Serves 4 to 6


  • ⅓ cup canola oil
  • 8 ounces andouille sausage, sliced
  • ½ cup all-purpose flour
  • 2 celery ribs, finely chopped (about 1 cup)
  • 1 green bell pepper, finely chopped (about 1 cup)
  • 1 small onion, finely chopped (about 1¼ cups)
  • 4 garlic cloves, finely chopped
  • 1 tsp. cayenne pepper
  • 1 tsp. dried thyme
  • 1 tsp. garlic powder
  • 1 tsp. onion powder
  • 1 tsp. paprika
  • 2 tsp. kosher salt, plus more to taste
  • 1 tsp. ground black pepper, plus more to taste
  • 6 cups low-sodium chicken broth
  • 1 bunch collard greens (about 8 ounces), stems removed and leaves coarsely chopped
  • 2 tsp. Worcestershire sauce
  • 1 store-bought roast chicken, skin removed and meat torn into large pieces
  • 2 cups steamed rice, for serving
  • 2 scallions, thinly sliced, for garnish


    Active time: 45 minutes
    Total time: 1 hour 10 minutes

    In a Dutch oven or a large, heavy pot, heat oil over medium-high heat. Add sausage and cook, stirring frequently, until evenly browned, about 5 minutes. Using a slotted spoon, transfer sausage to a plate and set aside.

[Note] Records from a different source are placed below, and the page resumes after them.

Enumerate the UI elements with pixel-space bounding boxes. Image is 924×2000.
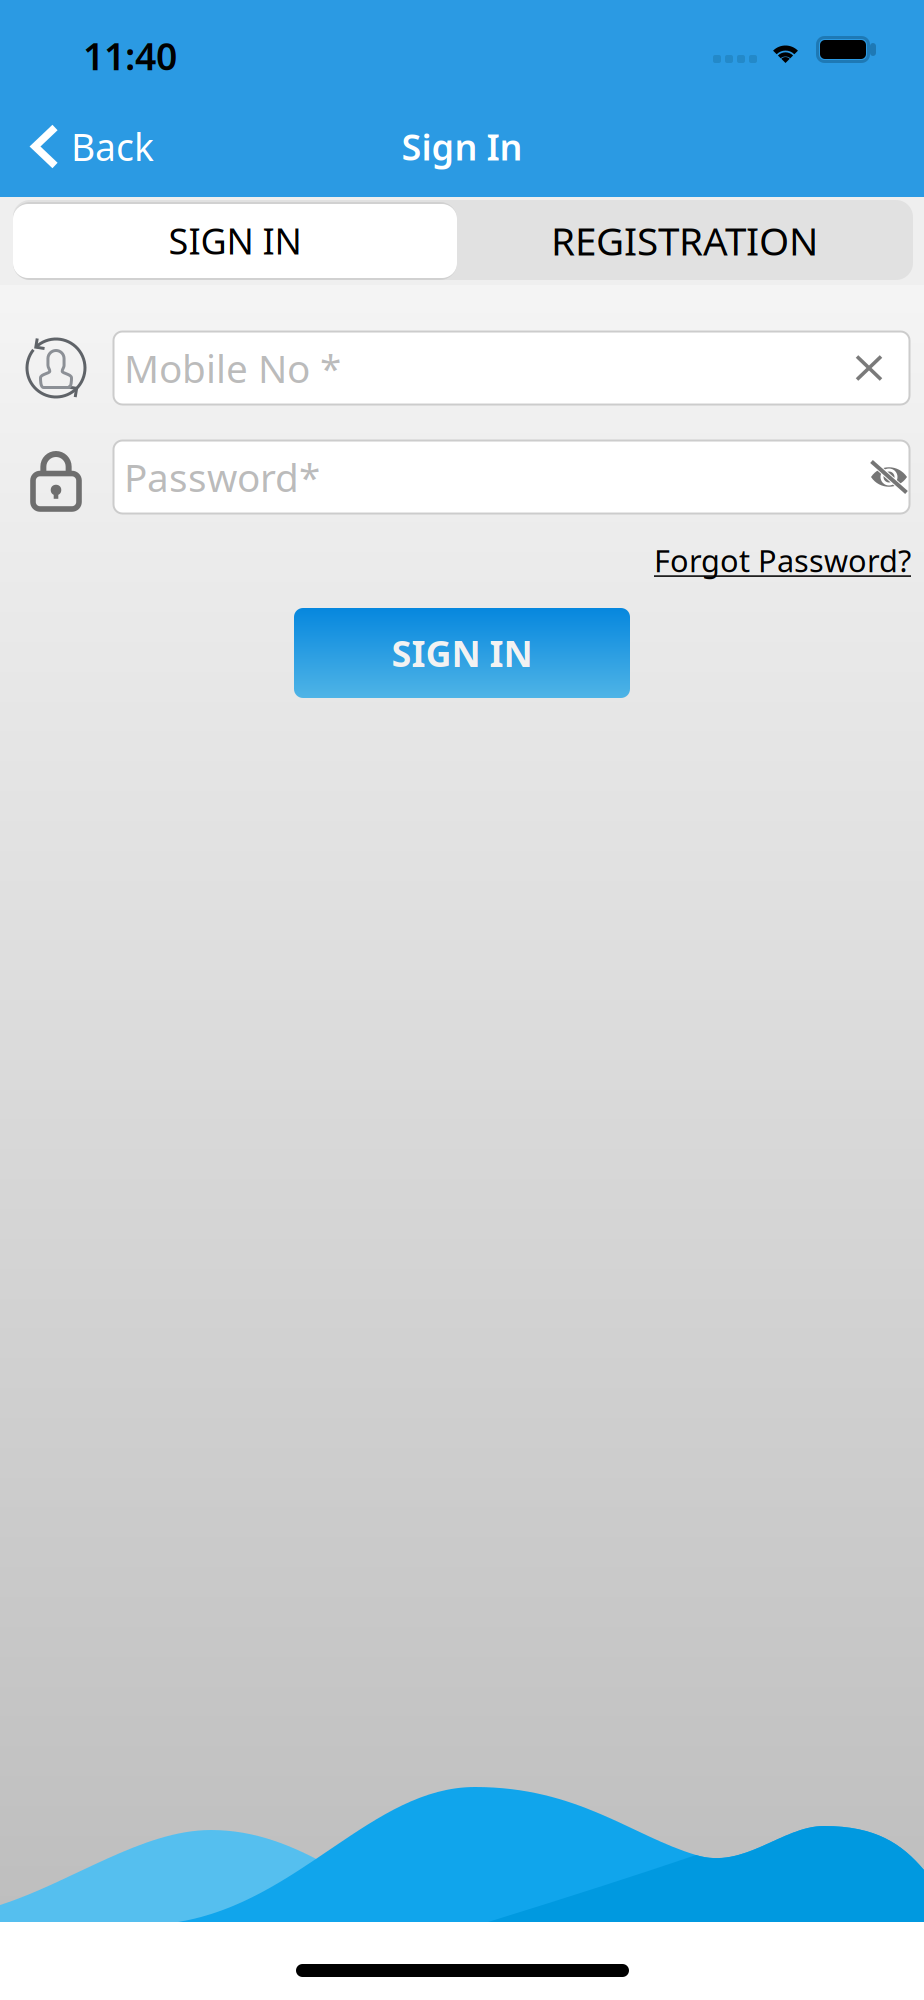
staticText: 11:40 bbox=[83, 31, 177, 81]
button[interactable]: SIGN IN bbox=[13, 198, 457, 283]
button[interactable]: Clear bbox=[835, 334, 910, 402]
button[interactable]: SIGN IN bbox=[294, 608, 630, 698]
button[interactable]: Show password bbox=[857, 440, 910, 514]
staticText: SIGN IN bbox=[168, 217, 302, 264]
button[interactable]: Forgot Password? bbox=[641, 530, 924, 591]
staticText: Password* bbox=[124, 451, 320, 503]
button[interactable]: Back bbox=[0, 106, 170, 187]
staticText: Back bbox=[71, 122, 154, 171]
staticText: Forgot Password? bbox=[654, 540, 911, 581]
staticText: REGISTRATION bbox=[551, 215, 818, 266]
staticText: Mobile No * bbox=[124, 342, 341, 394]
staticText: Sign In bbox=[402, 123, 522, 170]
button[interactable]: REGISTRATION bbox=[457, 198, 912, 283]
staticText: SIGN IN bbox=[392, 629, 532, 677]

    Whisk flour into oil in pot. Reduce heat to medium and cook flour-oil mixture, whisking constantly, until mixture is very dark brown, about 10 minutes. Add celery, bell pepper and onion and cook, stirring frequently, until vegetables have started to soften, about 3 minutes. Add garlic, cayenne, thyme, garlic powder, onion powder, paprika, 2 tsp. salt and 1 tsp. black pepper and cook, stirring, 1 minute more.

    Add chicken broth, collard greens, Worcestershire sauce and reserved sausage and bring to a simmer. Reduce heat to low and simmer, uncovered, until greens are tender, about 30 minutes. Stir in chicken and any juices and simmer until chicken is warmed through and flavors have blended, about 5 minutes. Season to taste with salt and pepper.

    To serve, place rice into soup bowls and spoon gumbo over top. Sprinkle with scallions and serve.